The second thread is that incredible feeling of freedom some of us experience – Sue speaks of feeling waves of euphoria and I know there were days when I was going through my divorce when I would feel six inches taller and energy flowing through my limbs. Those were the days when I’d email my two friends with the subject heading, “I love my life.”
Were there ever times when you thought may be your spouse would die and you wouldn’t have to deal with divorce? What made you realize there wasn’t going to be an easy option?
Mandy,
You know, it isn’t just those in their middle years who fantasize the death of their spouse. I recall having those fantasies when I was in my twenties and in a very troubled marriage. Of course, the older we are, the more likely that fantasy is to come to fruition. I agree with you. It is avoidance thinking.

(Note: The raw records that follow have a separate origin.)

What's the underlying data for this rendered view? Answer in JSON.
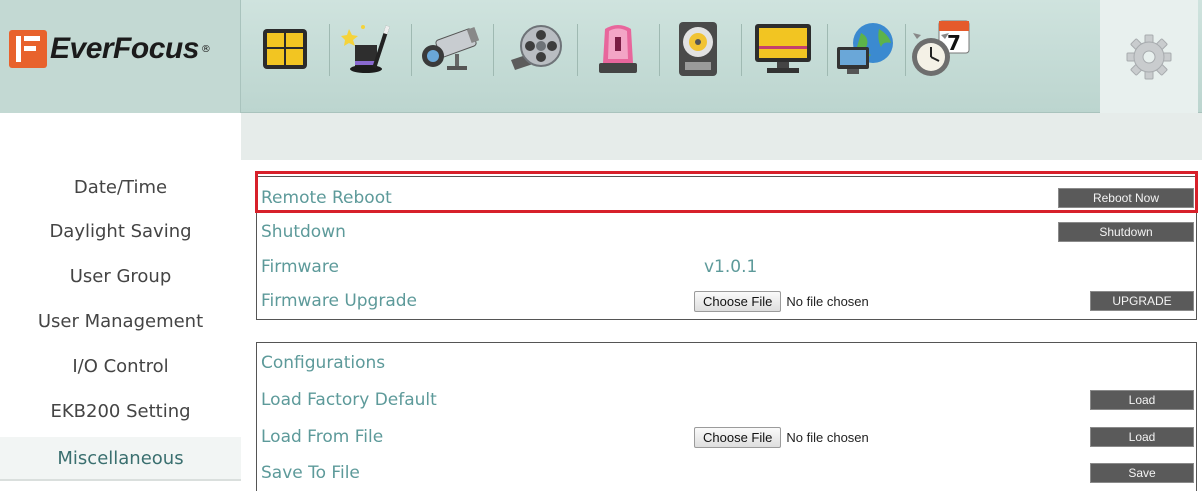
{
  "brand": {
    "name": "EverFocus",
    "reg_mark": "®"
  },
  "toolbar": {
    "icons": [
      "live-view-grid-icon",
      "magic-hat-wizard-icon",
      "camera-icon",
      "film-reel-icon",
      "alarm-siren-icon",
      "hard-disk-icon",
      "display-monitor-icon",
      "network-globe-icon",
      "schedule-clock-calendar-icon",
      "settings-gear-icon"
    ],
    "active_index": 9
  },
  "sidebar": {
    "items": [
      {
        "label": "Date/Time"
      },
      {
        "label": "Daylight Saving"
      },
      {
        "label": "User Group"
      },
      {
        "label": "User Management"
      },
      {
        "label": "I/O Control"
      },
      {
        "label": "EKB200 Setting"
      },
      {
        "label": "Miscellaneous"
      }
    ],
    "active_index": 6
  },
  "system_panel": {
    "remote_reboot": {
      "label": "Remote Reboot",
      "button": "Reboot Now"
    },
    "shutdown": {
      "label": "Shutdown",
      "button": "Shutdown"
    },
    "firmware": {
      "label": "Firmware",
      "value": "v1.0.1"
    },
    "firmware_upgrade": {
      "label": "Firmware Upgrade",
      "choose_file": "Choose File",
      "file_status": "No file chosen",
      "button": "UPGRADE"
    }
  },
  "config_panel": {
    "title": "Configurations",
    "load_factory": {
      "label": "Load Factory Default",
      "button": "Load"
    },
    "load_from_file": {
      "label": "Load From File",
      "choose_file": "Choose File",
      "file_status": "No file chosen",
      "button": "Load"
    },
    "save_to_file": {
      "label": "Save To File",
      "button": "Save"
    }
  },
  "colors": {
    "header_bg": "#c3d9d3",
    "label_teal": "#5d9a9a",
    "button_gray": "#5a5a5a",
    "highlight_red": "#d7202a",
    "logo_orange": "#e8622c"
  }
}
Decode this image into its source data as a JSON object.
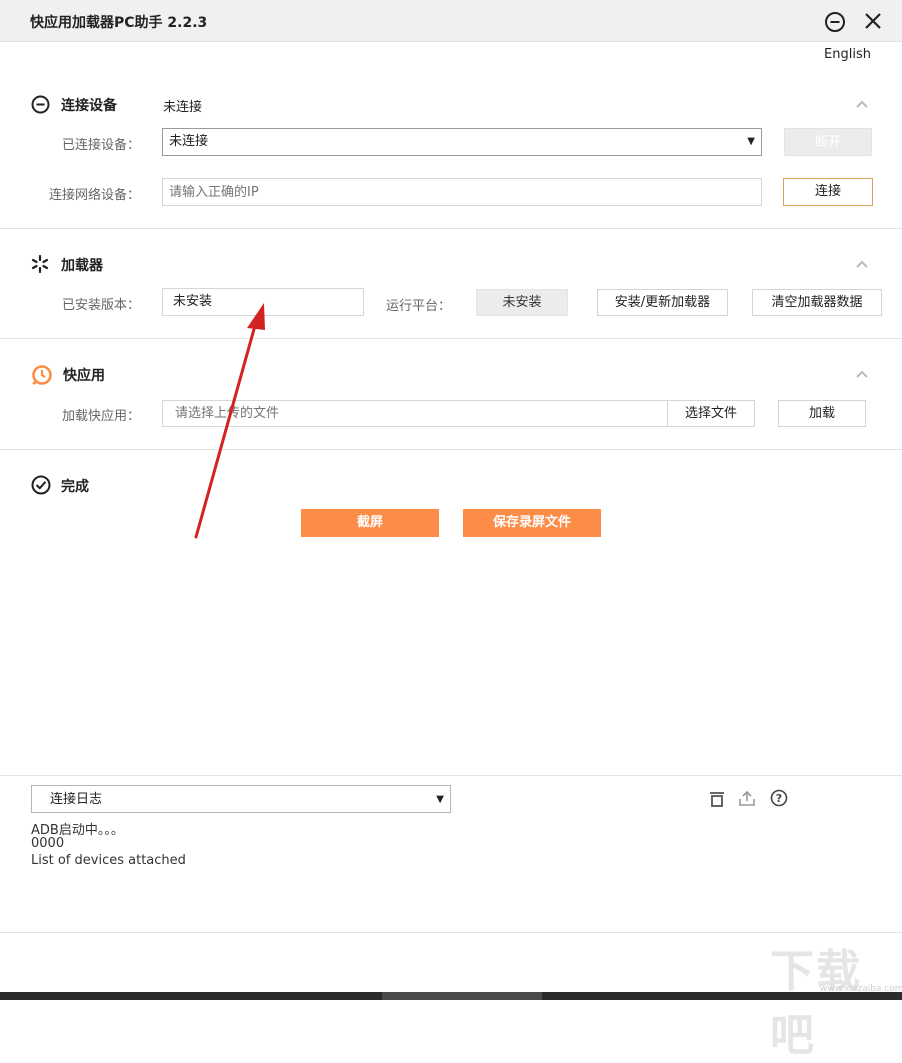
{
  "app": {
    "title": "快应用加载器PC助手 2.2.3",
    "language": "English",
    "accent_color": "#fd8c47"
  },
  "connect": {
    "title": "连接设备",
    "status": "未连接",
    "connected_label": "已连接设备：",
    "connected_value": "未连接",
    "disconnect_button": "断开",
    "network_label": "连接网络设备：",
    "network_placeholder": "请输入正确的IP",
    "connect_button": "连接"
  },
  "loader": {
    "title": "加载器",
    "installed_label": "已安装版本：",
    "installed_value": "未安装",
    "platform_label": "运行平台：",
    "platform_value": "未安装",
    "install_button": "安装/更新加载器",
    "clear_button": "清空加载器数据"
  },
  "quickapp": {
    "title": "快应用",
    "load_label": "加载快应用：",
    "file_placeholder": "请选择上传的文件",
    "choose_button": "选择文件",
    "load_button": "加载"
  },
  "done": {
    "title": "完成",
    "screenshot_button": "截屏",
    "save_recording_button": "保存录屏文件"
  },
  "log": {
    "selected": "连接日志",
    "lines": [
      "ADB启动中。。。",
      "0000",
      "List of devices attached"
    ]
  },
  "watermark": {
    "text": "下载吧",
    "url": "www.xiazaiba.com"
  },
  "annotation": {
    "arrow_color": "#d42222"
  }
}
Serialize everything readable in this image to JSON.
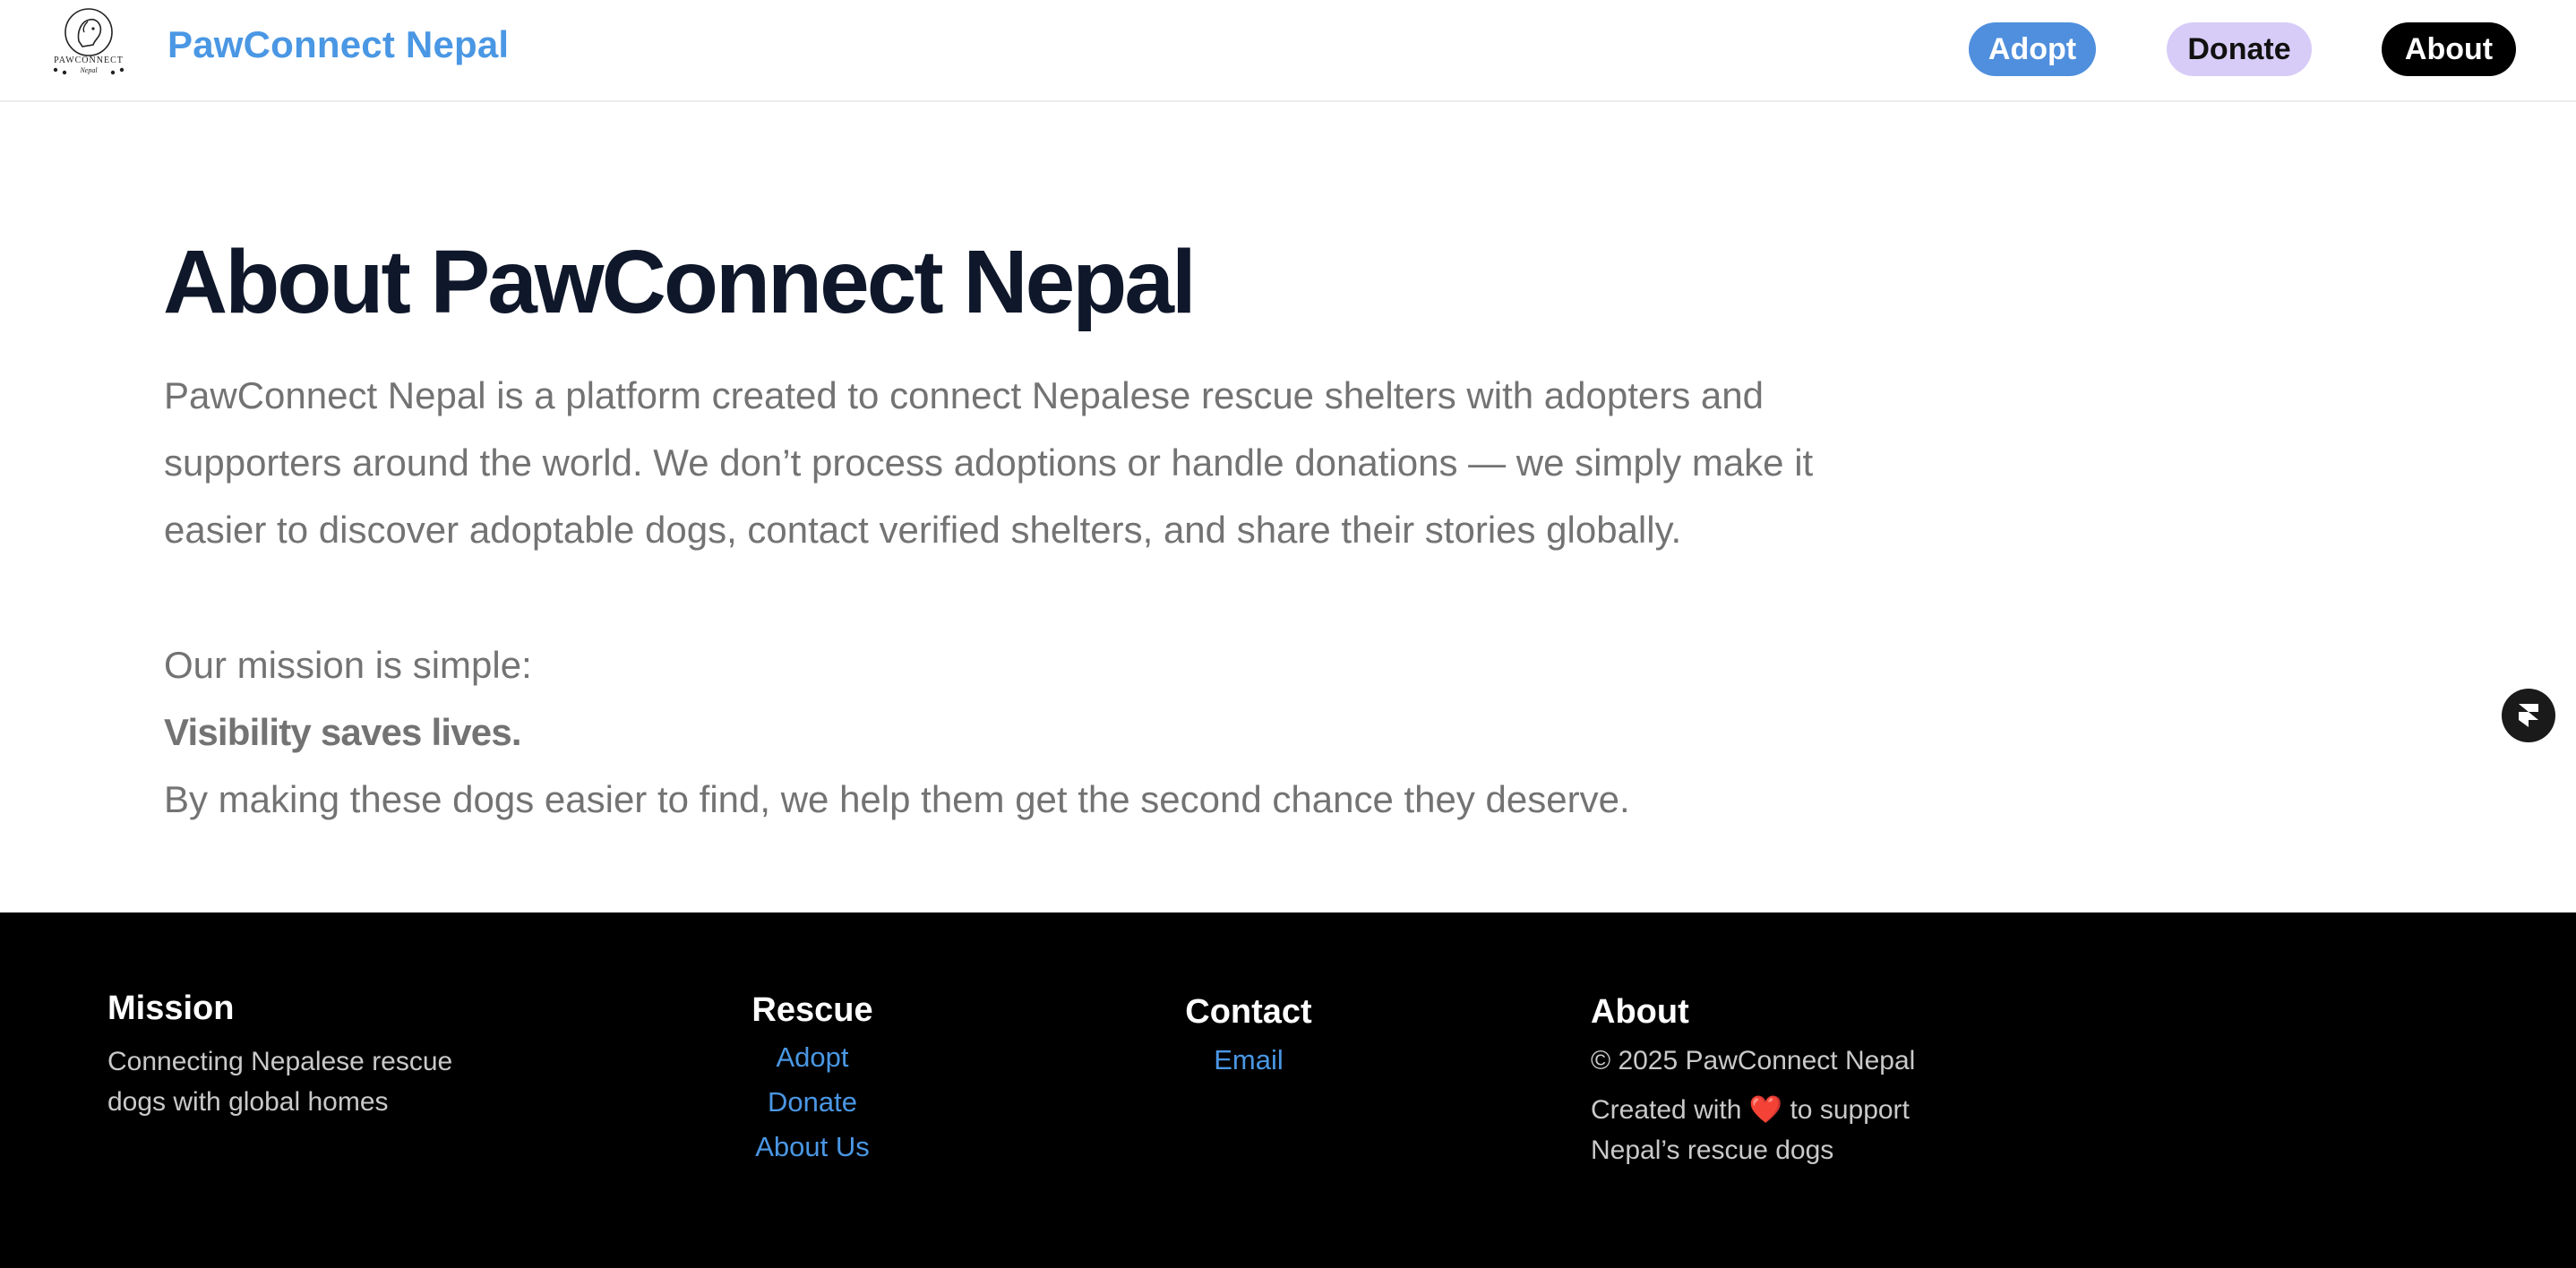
{
  "header": {
    "logo_alt": "PawConnect Nepal",
    "logo_text": "PAWCONNECT",
    "logo_subtext": "Nepal",
    "brand": "PawConnect Nepal",
    "nav": {
      "adopt": "Adopt",
      "donate": "Donate",
      "about": "About"
    }
  },
  "main": {
    "title": "About PawConnect Nepal",
    "intro": "PawConnect Nepal is a platform created to connect Nepalese rescue shelters with adopters and supporters around the world. We don’t process adoptions or handle donations — we simply make it easier to discover adoptable dogs, contact verified shelters, and share their stories globally.",
    "mission_lead": "Our mission is simple:",
    "mission_bold": "Visibility saves lives.",
    "mission_tail": "By making these dogs easier to find, we help them get the second chance they deserve."
  },
  "footer": {
    "mission": {
      "heading": "Mission",
      "text": "Connecting Nepalese rescue dogs with global homes"
    },
    "rescue": {
      "heading": "Rescue",
      "links": [
        "Adopt",
        "Donate",
        "About Us"
      ]
    },
    "contact": {
      "heading": "Contact",
      "email": "Email"
    },
    "about": {
      "heading": "About",
      "copyright": "© 2025 PawConnect Nepal",
      "created_pre": "Created with",
      "heart": "❤️",
      "created_post": "to support Nepal’s rescue dogs"
    }
  },
  "colors": {
    "brand_blue": "#4a97e4",
    "adopt_bg": "#4f8fdd",
    "donate_bg": "#d7ccf7",
    "about_bg": "#000000",
    "title": "#0f172a",
    "body_text": "#737373",
    "footer_bg": "#000000"
  },
  "icons": {
    "logo": "dog-logo-icon",
    "floating_badge": "framer-icon"
  }
}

I also recall the freedom, the joy, and the peace I experienced once I was out of that troubled marriage. And I recall being grateful that, when I left right before my thirtieth birthday, I had only spent 10 1/2 years in that troubled marriage . . . instead of a lifetime.
Good on EVVY!
Melanie
Thanks for sharing Melanie. What I liked about Evvy’s visualization of what would it be like to live on her own, is that it is an opportunity for us to experience hindsight before it happens. I remember weighing up what it would be like to stay in the marriage until my children were in college and telling them that I had to decided to leave the marriage. I tried to picture what their reaction to that would be and firmly believed they would find it far more hurtful.
Mandy,
I also recall contemplating being in my marriage for the rest of my life and it literally sucked all the life out of me to go there. That was a very important component of the decision making process for me.
Melanie
It’s so hard to give up the dream we all once had of a marriage that would last a lifetime. It was only when I realized the damage it was doing to my children to stay that I knew I had to leave. It was very difficult, but I should have done it sooner. I now live as the person I was meant to be and there is nothing richer.
I think it is very interesting that we often see divorce as this insurmountable hurdle, something we could never do, and then when we’re through it, we look back and say, ‘should have done it sooner.’ I feel that the reality is that there were probably all sorts of valid reasons for not acting sooner and the ‘right time’ is when we have the inner strength to work through it.